Was ist noch normal? Wer sich gelegentlich mit einer neuen Bluse oder schicken Schuhen verwöhnt, macht alles richtig. Die Freude über die neuen Sachen tut der Seele gut. Allerdings sollte man beim Shoppen darauf achten, dass das Budget nicht gesprengt wird. Sonst kommt spätestens am Monatsende der Katzenjammer.

Wo wird es kritisch? Wenn es nur noch um das Kaufen selbst geht, nicht mehr um die Kleidungsstücke. Die verschwinden im Kleiderschrank, werden oft nie getragen. Viele wollen nicht, dass der Partner davon erfährt. Sie leiden unter Schuldgefühlen, haben Angst vor Vorwürfen. Wer unter Kaufzwang leidet, hat oft Schulden. Aber ohne Therapie muss er immer weitermachen.

,,Alles ist voller Schmutz und Bakterien. Ich muss mir dauernd die Hände waschen"

Was ist noch normal? Jeder wäscht sich die Hände, wenn er im Bus unterwegs war oder öffentliche Gebäude besucht hat. In der Erkältungszeit wird häufiges Händewaschen von Ärzten sogar ausdrücklich empfohlen. Manche tun das gründlich und mit viel Seife, bei anderen geht es schneller. Beides ist normal.
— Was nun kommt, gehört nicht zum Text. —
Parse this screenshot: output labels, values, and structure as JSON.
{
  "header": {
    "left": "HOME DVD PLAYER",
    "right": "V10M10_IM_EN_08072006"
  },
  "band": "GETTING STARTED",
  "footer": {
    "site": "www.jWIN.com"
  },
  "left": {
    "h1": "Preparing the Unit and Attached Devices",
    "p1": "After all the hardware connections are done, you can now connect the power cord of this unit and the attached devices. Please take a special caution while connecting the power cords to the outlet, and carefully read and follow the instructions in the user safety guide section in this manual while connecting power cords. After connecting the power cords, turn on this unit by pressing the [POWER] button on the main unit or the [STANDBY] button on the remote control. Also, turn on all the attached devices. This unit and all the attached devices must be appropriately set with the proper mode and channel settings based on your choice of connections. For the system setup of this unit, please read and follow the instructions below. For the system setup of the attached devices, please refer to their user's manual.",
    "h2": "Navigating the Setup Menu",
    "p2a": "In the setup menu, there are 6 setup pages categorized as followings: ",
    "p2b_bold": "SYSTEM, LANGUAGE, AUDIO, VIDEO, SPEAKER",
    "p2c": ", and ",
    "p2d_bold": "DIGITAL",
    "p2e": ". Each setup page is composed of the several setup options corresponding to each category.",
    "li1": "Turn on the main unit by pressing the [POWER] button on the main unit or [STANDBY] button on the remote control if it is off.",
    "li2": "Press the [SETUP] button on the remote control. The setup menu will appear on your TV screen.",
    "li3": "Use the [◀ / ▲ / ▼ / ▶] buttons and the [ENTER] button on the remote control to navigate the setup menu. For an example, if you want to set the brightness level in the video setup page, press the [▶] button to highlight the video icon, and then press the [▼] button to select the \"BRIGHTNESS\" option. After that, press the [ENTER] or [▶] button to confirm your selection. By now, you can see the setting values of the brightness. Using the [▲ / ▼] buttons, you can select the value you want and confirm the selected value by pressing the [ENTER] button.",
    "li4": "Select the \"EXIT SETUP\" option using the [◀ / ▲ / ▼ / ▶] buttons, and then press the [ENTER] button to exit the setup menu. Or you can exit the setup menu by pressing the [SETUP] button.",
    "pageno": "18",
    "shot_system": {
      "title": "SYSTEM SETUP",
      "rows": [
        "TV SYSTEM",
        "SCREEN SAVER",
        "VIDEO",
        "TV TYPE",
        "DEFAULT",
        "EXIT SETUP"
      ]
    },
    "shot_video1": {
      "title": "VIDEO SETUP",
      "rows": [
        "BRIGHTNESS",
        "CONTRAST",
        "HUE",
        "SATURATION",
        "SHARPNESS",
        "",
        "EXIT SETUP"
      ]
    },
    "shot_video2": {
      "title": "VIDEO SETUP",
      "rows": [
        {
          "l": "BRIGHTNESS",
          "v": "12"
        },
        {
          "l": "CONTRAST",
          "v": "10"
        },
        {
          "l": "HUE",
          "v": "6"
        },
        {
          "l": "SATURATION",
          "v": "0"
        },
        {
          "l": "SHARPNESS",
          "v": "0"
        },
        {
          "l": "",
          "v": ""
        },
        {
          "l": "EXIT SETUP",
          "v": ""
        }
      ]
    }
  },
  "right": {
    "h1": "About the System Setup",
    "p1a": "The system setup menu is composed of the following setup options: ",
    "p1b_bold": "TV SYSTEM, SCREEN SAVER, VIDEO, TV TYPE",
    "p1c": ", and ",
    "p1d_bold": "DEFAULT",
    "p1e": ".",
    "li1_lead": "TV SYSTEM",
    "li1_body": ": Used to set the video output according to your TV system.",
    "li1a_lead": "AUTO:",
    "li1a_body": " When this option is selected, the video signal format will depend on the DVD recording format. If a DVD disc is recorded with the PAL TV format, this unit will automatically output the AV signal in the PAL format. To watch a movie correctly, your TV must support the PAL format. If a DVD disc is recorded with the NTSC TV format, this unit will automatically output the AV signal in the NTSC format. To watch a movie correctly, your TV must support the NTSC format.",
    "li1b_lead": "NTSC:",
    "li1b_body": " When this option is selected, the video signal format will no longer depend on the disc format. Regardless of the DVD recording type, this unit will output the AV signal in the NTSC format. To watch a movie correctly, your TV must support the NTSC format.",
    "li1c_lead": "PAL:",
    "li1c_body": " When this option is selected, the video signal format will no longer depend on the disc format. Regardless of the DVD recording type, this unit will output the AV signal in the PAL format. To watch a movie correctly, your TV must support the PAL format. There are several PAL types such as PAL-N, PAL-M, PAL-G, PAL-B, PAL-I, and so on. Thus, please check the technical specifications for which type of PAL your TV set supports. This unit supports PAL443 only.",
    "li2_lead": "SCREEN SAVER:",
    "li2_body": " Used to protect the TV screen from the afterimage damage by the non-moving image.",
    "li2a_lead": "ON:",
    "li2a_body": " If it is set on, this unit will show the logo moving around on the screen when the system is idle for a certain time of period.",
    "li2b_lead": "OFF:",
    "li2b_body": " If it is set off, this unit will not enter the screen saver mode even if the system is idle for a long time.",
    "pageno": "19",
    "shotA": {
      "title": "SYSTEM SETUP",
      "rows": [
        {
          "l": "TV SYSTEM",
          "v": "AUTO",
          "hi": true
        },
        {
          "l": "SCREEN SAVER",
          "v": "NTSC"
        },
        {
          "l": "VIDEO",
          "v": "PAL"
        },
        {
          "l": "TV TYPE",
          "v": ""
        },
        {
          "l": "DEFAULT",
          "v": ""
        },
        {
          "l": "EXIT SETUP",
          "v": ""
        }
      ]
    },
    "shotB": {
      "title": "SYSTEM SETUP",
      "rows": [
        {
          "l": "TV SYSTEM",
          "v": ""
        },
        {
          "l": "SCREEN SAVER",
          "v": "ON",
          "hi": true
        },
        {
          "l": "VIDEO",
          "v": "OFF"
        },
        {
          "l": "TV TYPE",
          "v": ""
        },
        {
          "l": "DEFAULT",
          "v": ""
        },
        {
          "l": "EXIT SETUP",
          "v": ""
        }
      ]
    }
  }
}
Wo wird es kritisch? Manche haben eine panische Angst vor Schmutz oder Krankeitserregern. Deshalb waschen sie ihre Hände häufig so oft, bis sie bluten, und selbst dann können sie nicht aufhören. Immer nach einem bestimmten Ritual, beispielsweise fünf Minten einseifen, dann 50-mal mit der Bürste schrubben, anschließend fünf Minuten abwaschen. Angehörige tragen den Waschzwang oft mit. Sie nehmen die hohe Wasserrechnung in Kauf oder dulden, dass sämtliche Familienmitglieder aus Angst vor Mikroben ihre Kleidung bereits vor der Wohnungstür ablegen müssen. Aber damit helfen sie dem Betroffenen nicht.

,,Ich merke gar nicht mehr, dass ich oft an den Häutchen der Fingernägeln zupfe"
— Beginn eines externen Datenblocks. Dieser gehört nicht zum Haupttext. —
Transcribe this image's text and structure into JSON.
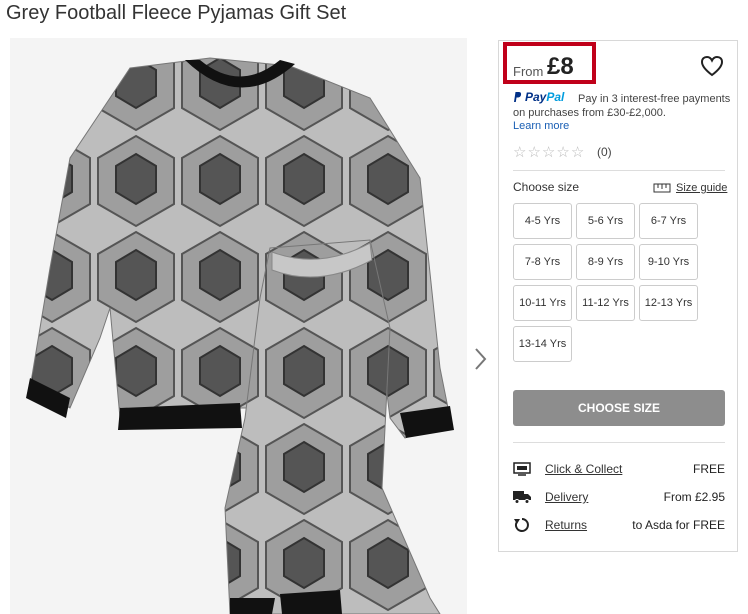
{
  "product": {
    "title": "Grey Football Fleece Pyjamas Gift Set"
  },
  "price": {
    "from_label": "From",
    "value": "£8"
  },
  "paypal": {
    "logo_pay": "Pay",
    "logo_pal": "Pal",
    "text": "Pay in 3 interest-free payments on purchases from £30-£2,000.",
    "learn_more": "Learn more"
  },
  "rating": {
    "stars_filled": 0,
    "stars_total": 5,
    "count": "(0)"
  },
  "size_section": {
    "label": "Choose size",
    "guide": "Size guide",
    "options": [
      "4-5 Yrs",
      "5-6 Yrs",
      "6-7 Yrs",
      "7-8 Yrs",
      "8-9 Yrs",
      "9-10 Yrs",
      "10-11 Yrs",
      "11-12 Yrs",
      "12-13 Yrs",
      "13-14 Yrs"
    ]
  },
  "cta": {
    "label": "CHOOSE SIZE"
  },
  "delivery": [
    {
      "icon": "click-collect-icon",
      "label": "Click & Collect",
      "value": "FREE"
    },
    {
      "icon": "truck-icon",
      "label": "Delivery",
      "value": "From £2.95"
    },
    {
      "icon": "returns-icon",
      "label": "Returns",
      "value": "to Asda for FREE"
    }
  ],
  "colors": {
    "accent_red": "#c0001a",
    "button_grey": "#8d8d8d",
    "paypal_blue": "#003087",
    "paypal_light": "#009cde"
  }
}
Was ist noch normal? Der eine kaut am Daumen, der andere kratzt sich am Haaransatz oder streicht sich über die Nasenflügel: Das sind typische Verhaltensweisen bei Stress und harmlos, weil sie auf bestimmte Situationen beschränkt sind und nach kurzer Zeit wieder aufgegeben werden.
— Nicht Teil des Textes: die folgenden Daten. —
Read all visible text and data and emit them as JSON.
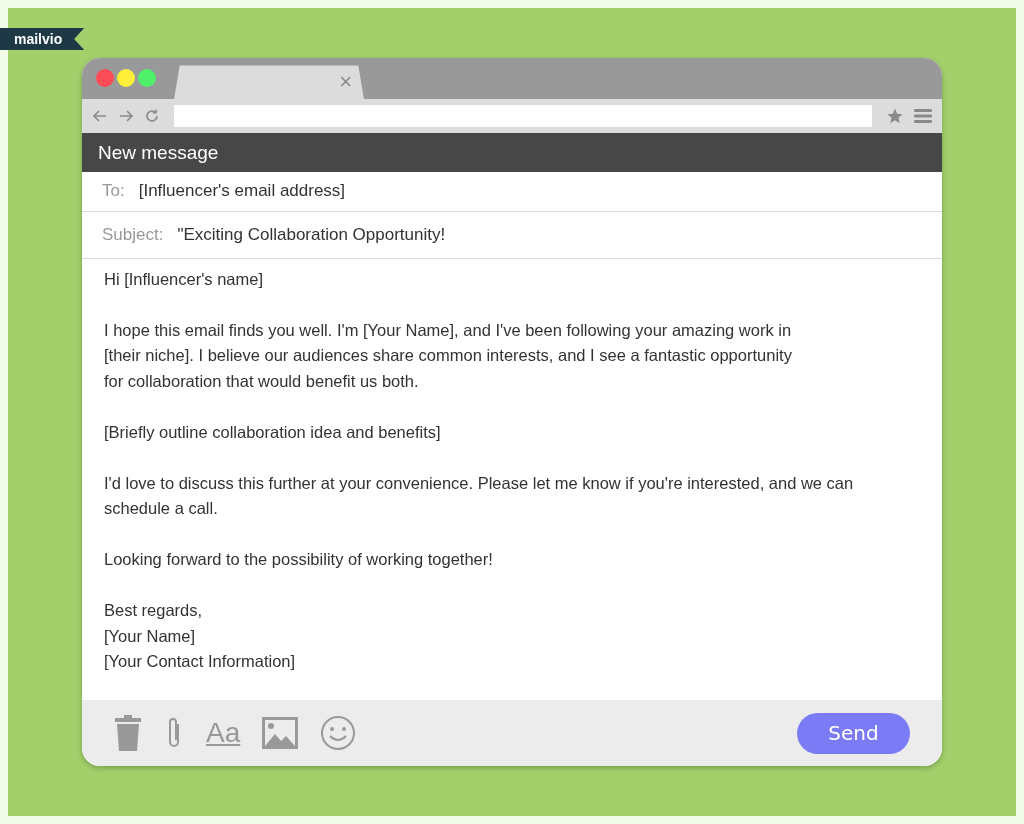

Wo wird es kritisch? Wer ständig seine Fingernägel bearbeitet, obwohl das Häutchen schon ausgefranst ist und blutet, hat ein Problem. Welche Angst genau dahinter steckt, kann nur der Therapeut herausfinden. An solchen Zwangsstörungen ist meist ein einschneidendes Erlebnis schuld, das nicht verarbeitet wurde.